London: A Sonic Fragment

The Auricle Sonic Arts Gallery
Showing: 12-5pm, 5-28 February, 2015
Opening: 5 February, 6-8pm
A survey of contemporary British Sound Art
Facebook event

Sonic Fragment is an ambitious group show that brings together contemporary sound artists congregating in London, England. Despite tough living conditions, for artists especially, the capital still attracts and fosters a rich sound art scene. Their sonic concerns are varied as they are broad, travelling across spaces: galleries, nightclubs, squat parties, academic institutions and site specific work. Sonic Fragment aims to provide a glimpse of the cross disciplinary activities and shifting terrain of sound art emanating from the capital. London’s vibrant scene is installed into and pouring out of the Auricle.

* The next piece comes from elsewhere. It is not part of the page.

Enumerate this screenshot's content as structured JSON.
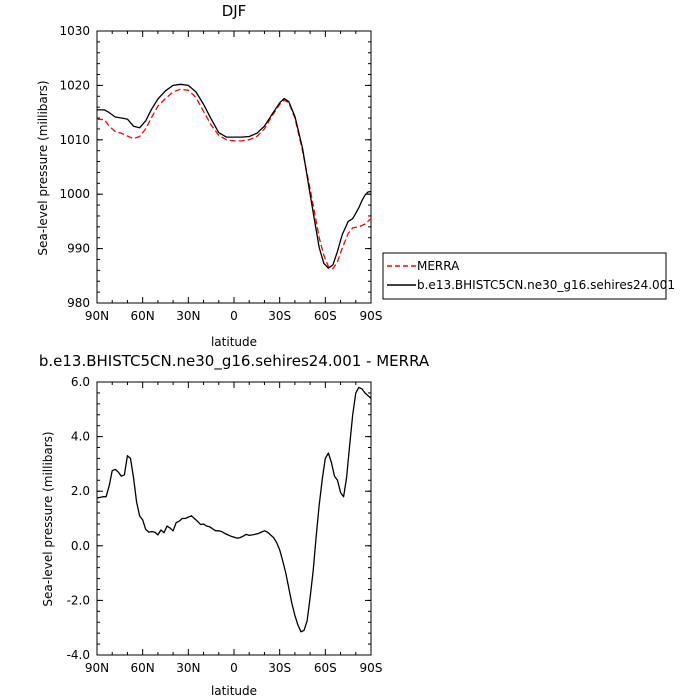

  • Shelley Parker’s Wall to Wall is constructed from a recording of maintenance work carried out onto the external wall of the artist’s flat, the piece attached to The Auricle’s external wall pounds out into the Auricle Wine and Sound Garden. www.shelleyparker.co.uk/
  • Disinformation’s National Grid offers live physical evidence of environmental electromagnetic pollution, it throbs out of the safe in the wine bar. www.youtube.com/C4eye & www.rorschachaudio.wordpress.com/
  • GPUD’s Fragmental Machine greets you at the top of the gallery stairs, a standalone instrument using sampled field recordings with interactivity via light sensors and distance sensors. http://mubasesteve.co.uk/ & http://mubase1.tumblr.com/
  • In the gallery Graham Dunning’s Untitled (Translation 1) uses multiple layers of audio and video to create a hypnotic, spiralling montage, made to evoke a dystopian dream sequence or meditative state. www.grahamdunning.com/
  • Greta Pistaceci’s confrontational Screamer offers video and sound shot in one uninterrupted take, in which a close-up of a mouth goes through an imperfect “perfecting routine”. www.gretapistaceci.com/
  • Brown Sierra present the book Recordings Fragmented, a collection of recordings of sound made through maps, drawings and texts as a document of living in London demonstrating that sound art need not physically resonate. A selection of the sound art journal Noisegate, has also been provided. Set up to discuss and disseminate ideas around the evolving field of sound art this self published journal ran from the late 1990s to the early 2000s. www.brownsierra.org.uk/
  • Sound Art curator Helen Frossi lends Keeping the Shoes Clean, a selection of smartphone images recording her walks through London. www.soundfjord.org www.visiblenearmidnight.org

The exhibition is curated by London based artist Justyna Burzynska.